Ci volle l’intervento delle Nazioni Unite, nel 1995, a calmierare le tensioni tra i due Paesi con una soluzione temporanea: chiamare la Macedonia con il nome di Former Yugoslav Republic of Macedonia. Una soluzione, per l’appunto, temporanea.
Sono aumentati proprio negli ultimi tempi i contatti tra Atene e Skopje per cercare di rilanciare il dialogo e poter riaprire i negoziati. Se si trova una soluzione accettabile per tanti, la Grecia darà il suo assenso all’ingresso della Macedonia nella NATO e nell’Unione Europea che, dal 2005, è Paese candidato all’adesione.
La risoluzione della questione del nome è considerata uno dei punti fondamentali per l’ammissione della Macedonia all’interno delle istituzioni europee. La sua risoluzione, tuttavia, deve andare di concerto con l’adempimento di altri obblighi che l’UE pone al Paese, specie sul piano della politica interna. La Macedonia, pertanto, non può permettersi di rimanere arroccata su posizioni estreme.
La Grecia, dal canto suo, non ha però mostrato spesso ampi margini di manovra. Seppur concorde a trovare una soluzione, nemmeno i politici legati al governo di Tsipras, ideologicamente più affini a una risoluzione della controversia, si sono impuntati su paradigmi nazionalistici e poco inclini al compromesso. Certamente, per l’esecutivo Tsipras, ha contato parecchio l’aver ricevuto l’appoggio dai parlamentari del partito nazionalista-populista ANEL, che sulla questione hanno da sempre ribadito il loro diniego a qualsiasi forma di dialogo.
Con la Bulgaria i rapporti sono stati, fin da subito, certamente più distesi. Sofia ha riconosciuto immediatamente il nuovo vicino, seppur considerandoli parte integrante della loro storia, cultura e lingua. L’accordo di buon vicinato è storico perché è il primo. Una vittoria per entrambi i Paesi, che hanno concesso qualcosa alla controparte. La Bulgaria ha accettato la stesura in macedone, non considerandolo più un mero dialetto, e Skopje ha sostenuto la comunanza della storia di Macedonia e Bulgaria. Una storia comune, popoli fratelli.

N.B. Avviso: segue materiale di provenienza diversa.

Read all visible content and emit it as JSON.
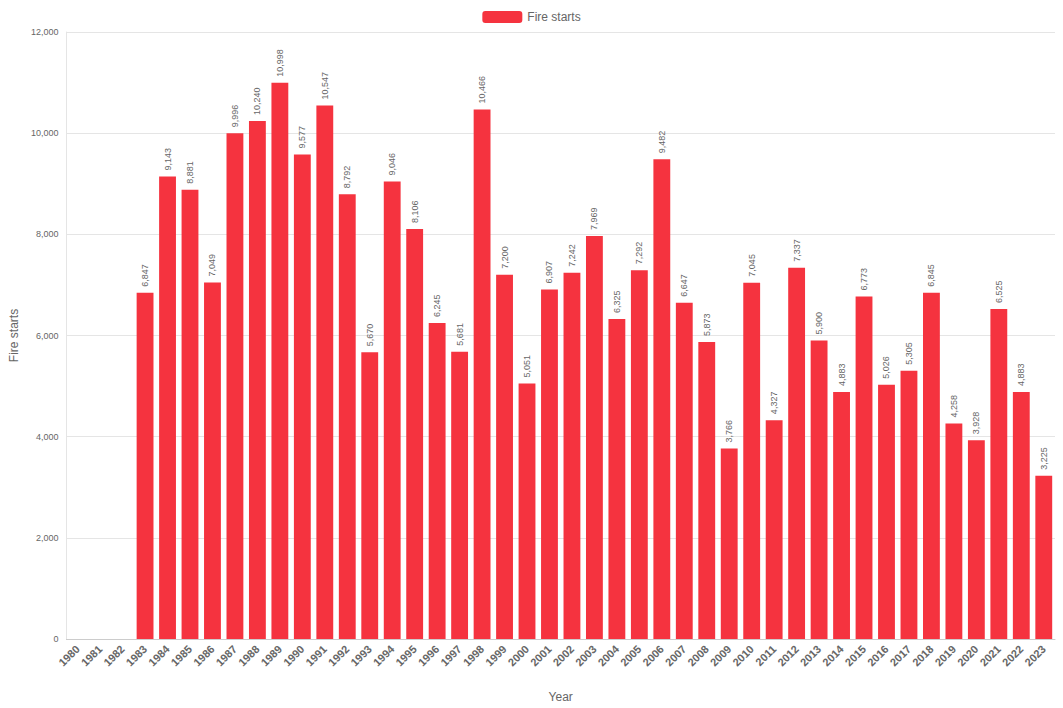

L’accordo sottoscritto ha una duplice valenza: non è solo utile ai governi, ma è utile anche alle organizzazioni internazionali. Queste vedranno certamente un cambio di rotta nell’operato della politica estera di Skopje, più volto al dialogo che allo scontro. La VMRO-DPMNE era infatti più interessata allo scontro che all’incontro, portando il Paese a fossilizzarsi su posizioni che lo hanno isolato negli ultimi anni.
La direzione che il primo ministro Zaev e la sua squadra di governo è chiara. Bisogna guardare a ovest, a Bruxelles. Ma per farlo, bisogna prima risolvere i problemi con i vicini. La Russia, che seppur non interessata più di tanto alla regione balcanica, aveva provato, durante le proteste e l’attacco terroristico del 2015, a condannare “ingerenze esterne” e “rivoluzioni colorate” e rimane ora in attesa di vedere fin dove riesce a spingersi Skopje. Rischiando di perdere, dopo il Montenegro, anche la Macedonia.